Lütfen bekleyin..


Fatih Oruç

Batının Köle Ticareti

07 Şubat 2017, 22:52 - Okunma: 3110

Kölelik, bir insanın başka birinin malı ve mülkü olması. Başka bir kişinin malı ve mülkü olan kişiye köle, memlûk veya kul; köle sahibine ise efendi veya mevla denir.

Dünyada çeşitli yön ve boyutlarıyla devam eden insanlığın en onursuz hareketi!

Önce Eski Yunan'da kölelik çok ciddi manada artmaya başladı. Köle sayısı çok artan Roma İmparatorluğunda, kölelerin bazıları madenlerde ve taş ocaklarında çalıştırılırken, bazıları da halkı eğlendirmek amacıyla vahşi hayvanlarla ya da birbirleriyle ölümüne dövüştürülürdü.

 

Toplumların genişlemesi, medeniyetin ilerlemesi köleliği ortadan kaldırmadı, şeklini değiştirdi.

 Yeni ülkelerin keşfi ve sömürgeleşmeyle birlikte ırksal, göçe dayalı ve acımasız bir kölelik olgusu doğdu. Buna da “Atlantik Köle Ticareti” denildi.

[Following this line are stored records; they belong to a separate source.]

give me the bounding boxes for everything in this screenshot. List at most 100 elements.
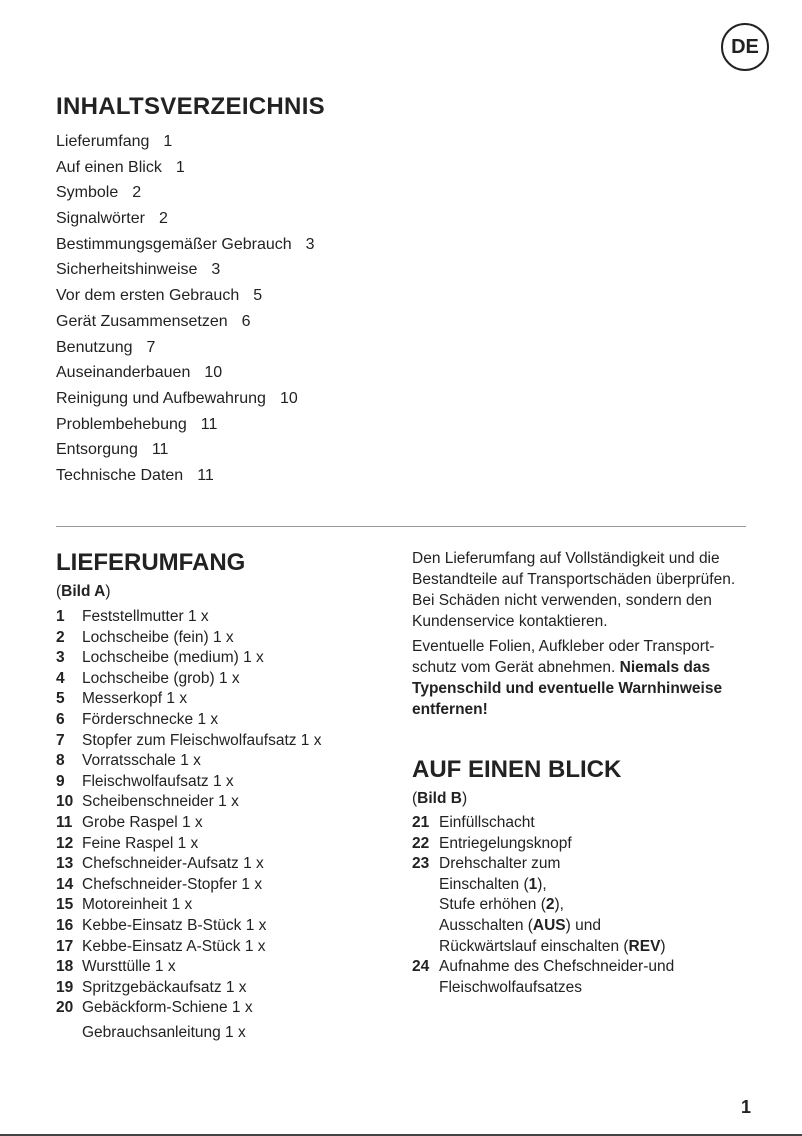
- toc-label: Signalwörter: [56, 210, 145, 228]
- item-number: 8: [56, 752, 65, 770]
- item-text: Stopfer zum Fleischwolfaufsatz 1 x: [82, 731, 322, 749]
- list-item: 15 Motoreinheit 1 x: [56, 895, 322, 916]
- toc-page: 1: [163, 133, 173, 150]
- toc-page: 10: [279, 389, 298, 407]
- item-number: 2: [56, 628, 65, 646]
- toc-entry[interactable]: Reinigung und Aufbewahrung 10: [56, 388, 315, 414]
- toc-entry[interactable]: Bestimmungsgemäßer Gebrauch 3: [56, 234, 315, 260]
- toc-entry[interactable]: Entsorgung 11: [56, 439, 315, 465]
- toc-label: Bestimmungsgemäßer Gebrauch: [56, 235, 292, 253]
- list-item: 13 Chefschneider-Aufsatz 1 x: [56, 854, 322, 875]
- toc-label: Technische Daten: [56, 466, 184, 484]
- paragraph-remove: Eventuelle Folien, Aufkleber oder Transp…: [412, 638, 723, 718]
- item-number: 5: [56, 690, 65, 708]
- toc-page: 3: [211, 261, 221, 279]
- toc-label: Vor dem ersten Gebrauch: [56, 287, 240, 305]
- figure-ref-a: (Bild A): [56, 583, 111, 600]
- toc-label: Problembehebung: [56, 415, 187, 433]
- toc-page: 11: [197, 466, 214, 484]
- toc-entry[interactable]: Lieferumfang 1: [56, 131, 315, 157]
- item-text: Fleischwolfaufsatz 1 x: [82, 772, 234, 790]
- toc-page: 3: [305, 235, 315, 253]
- item-number: 4: [56, 669, 65, 687]
- list-item: 16 Kebbe-Einsatz B-Stück 1 x: [56, 916, 322, 937]
- list-item: 19 Spritzgebäckaufsatz 1 x: [56, 978, 322, 999]
- item-number: 17: [56, 937, 74, 955]
- item-text: Messerkopf 1 x: [82, 690, 188, 708]
- overview-list: 21 Einfüllschacht 22 Entriegelungsknopf 23…: [412, 813, 709, 998]
- item-text: Förderschnecke 1 x: [82, 710, 219, 728]
- toc-label: Sicherheitshinweise: [56, 261, 198, 279]
- toc-label: Entsorgung: [56, 441, 138, 459]
- toc-page: 6: [241, 312, 251, 330]
- paragraph-check: Den Lieferumfang auf Vollständigkeit und…: [412, 550, 736, 630]
- toc-entry[interactable]: Gerät Zusammensetzen 6: [56, 311, 315, 337]
- list-item: 11 Grobe Raspel 1 x: [56, 813, 322, 834]
- toc-label: Reinigung und Aufbewahrung: [56, 389, 266, 407]
- item-number: 13: [56, 855, 74, 873]
- toc-label: Lieferumfang: [56, 133, 150, 150]
- toc-entry[interactable]: Sicherheitshinweise 3: [56, 259, 315, 285]
- item-number: 16: [56, 916, 74, 934]
- item-text: Lochscheibe (medium) 1 x: [82, 649, 264, 667]
- toc-entry[interactable]: Auseinanderbauen 10: [56, 362, 315, 388]
- toc-page: 11: [200, 415, 218, 433]
- toc-label: Auseinanderbauen: [56, 364, 191, 382]
- list-item: 18 Wursttülle 1 x: [56, 957, 322, 978]
- item-text: Spritzgebäckaufsatz 1 x: [82, 978, 247, 996]
- toc-entry[interactable]: Symbole 2: [56, 182, 315, 208]
- toc-title: INHALTSVERZEICHNIS: [56, 93, 325, 120]
- item-number: 20: [56, 999, 74, 1017]
- toc-page: 10: [204, 364, 223, 382]
- item-number: 11: [56, 813, 73, 831]
- toc-entry[interactable]: Auf einen Blick 1: [56, 157, 315, 183]
- list-item: 8 Vorratsschale 1 x: [56, 751, 322, 772]
- toc-page: 1: [175, 158, 185, 176]
- lieferumfang-title: LIEFERUMFANG: [56, 549, 246, 576]
- list-item: 9 Fleischwolfaufsatz 1 x: [56, 772, 322, 793]
- list-item: 21 Einfüllschacht: [412, 814, 535, 831]
- item-text: Lochscheibe (grob) 1 x: [82, 669, 240, 687]
- toc-page: 2: [158, 210, 168, 228]
- toc-entry[interactable]: Technische Daten 11: [56, 465, 315, 491]
- bottom-border: [0, 1134, 802, 1136]
- item-number: 12: [56, 834, 74, 852]
- toc-entry[interactable]: Problembehebung 11: [56, 414, 315, 440]
- list-item: 6 Förderschnecke 1 x: [56, 710, 322, 731]
- item-number: 6: [56, 710, 65, 728]
- toc-page: 5: [253, 287, 263, 305]
- item-text: Chefschneider-Stopfer 1 x: [82, 875, 263, 893]
- item-text: Wursttülle 1 x: [82, 958, 176, 976]
- toc-page: 11: [151, 441, 169, 459]
- list-item: 24 Aufnahme des Chefschneider-und Fleisch…: [412, 958, 675, 996]
- item-text: Motoreinheit 1 x: [82, 896, 193, 914]
- item-text: Lochscheibe (fein) 1 x: [82, 628, 234, 646]
- item-number: 3: [56, 649, 65, 667]
- item-text: Grobe Raspel 1 x: [82, 813, 203, 831]
- item-number: 7: [56, 731, 65, 749]
- list-item: 23 Drehschalter zum Einschalten (1), Stufe …: [412, 855, 666, 955]
- item-number: 10: [56, 793, 74, 811]
- toc-entry[interactable]: Vor dem ersten Gebrauch 5: [56, 285, 315, 311]
- item-text: Kebbe-Einsatz A-Stück 1 x: [82, 937, 266, 955]
- toc-label: Gerät Zusammensetzen: [56, 312, 228, 330]
- blick-title: AUF EINEN BLICK: [412, 756, 622, 783]
- item-number: 9: [56, 772, 65, 790]
- toc-entry[interactable]: Signalwörter 2: [56, 208, 315, 234]
- list-item: 17 Kebbe-Einsatz A-Stück 1 x: [56, 937, 322, 958]
- toc-entry[interactable]: Benutzung 7: [56, 337, 315, 363]
- toc-page: 2: [132, 184, 142, 202]
- item-text: Gebäckform-Schiene 1 x: [82, 999, 253, 1017]
- list-item: 7 Stopfer zum Fleischwolfaufsatz 1 x: [56, 731, 322, 752]
- toc-page: 7: [146, 338, 156, 356]
- parts-list: 1 Feststellmutter 1 x 2 Lochscheibe (fein) …: [56, 607, 322, 1019]
- item-number: 1: [56, 608, 65, 625]
- page-number: 1: [741, 1097, 752, 1117]
- list-item: 10 Scheibenschneider 1 x: [56, 792, 322, 813]
- item-text: Kebbe-Einsatz B-Stück 1 x: [82, 916, 267, 934]
- list-item: 1 Feststellmutter 1 x: [56, 607, 322, 628]
- list-item: 2 Lochscheibe (fein) 1 x: [56, 628, 322, 649]
- language-badge: DE: [721, 23, 769, 71]
- list-item: 3 Lochscheibe (medium) 1 x: [56, 648, 322, 669]
- list-item: 14 Chefschneider-Stopfer 1 x: [56, 875, 322, 896]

15. Yüzyıldan 19. Yüzyıla kadar tarihte eşi benzeri görülmemiş şekilde Afrika halklarının

köleleştirilmesi sistematik olarak uygulandı.

Transatlantik köle ticareti, Avrupalıların Amerikan kolonilerinde ve daha sonra Amerika eyaletlerinde işgücü ihtiyacından ortaya çıkmıştır. Amerika’da Avrupa kolonilerinde ki tarım çiftliklerinde çalıştırılan Kızılderililerin savaş ve salgın hastalık yüzünden telef olması üzerine, işgücü olarak ucuz Afrikalı köle talep edilmeye başlandı.

 

Atlantik köle ticareti, Portekizliler tarafından başlatıldı. Daha sonra İspanya, Fransa, İngiltere, İskoçya, Almanya, Danimarka ve Hollanda tarafından devam ettirildi.

 

Sömürgeci Avrupa devletleri ihtiyaçları olan köleleri iki yolla temin ettiler. Bunlardan birincisi

Batı ve Orta Afrika’daki kabile reisleri ve hükümdarlarıyla yaptıkları anlaşmalardı. Anlaşmaya göre hükümdarlar köle temin edecekler, karşılığında ise Avrupa ülkelerinden manifatura ürünleri, silah ve barut alacaklardı. İkinci yol ise esir tüccarları tarafından yağmalama yoluyla Afrikalı yerlilerin köleleştirilmesi ve satılmasıydı.

 

Zamanla denizcilikte güçlenen İngiltere köle ticaretinde birinci sıraya yükseldi. İngiltere’nin Bristol ve Liverpool limanları köle ticaret gemilerinin çıkış merkezi haline geldi. 17.yüzyılda Liverpool’dan yola çıkan her dört gemiden biri köle ticaret gemisiydi. Köle taciri gemilerinin yükleri 150 ile 600 kişi arasında değişiyordu. 21 ile 90 gün arasında değişen sürede Amerika’ya ulaşılıyordu.

 

Kölelerin taşındığı gemilerin koşulları insanı dehşete düşürecek kadar kötüydü. Toplanan köleler,satın alınan şirket tarafından göğüslerine bu şirketin damgası kızgın bir demirle dağlanırdı.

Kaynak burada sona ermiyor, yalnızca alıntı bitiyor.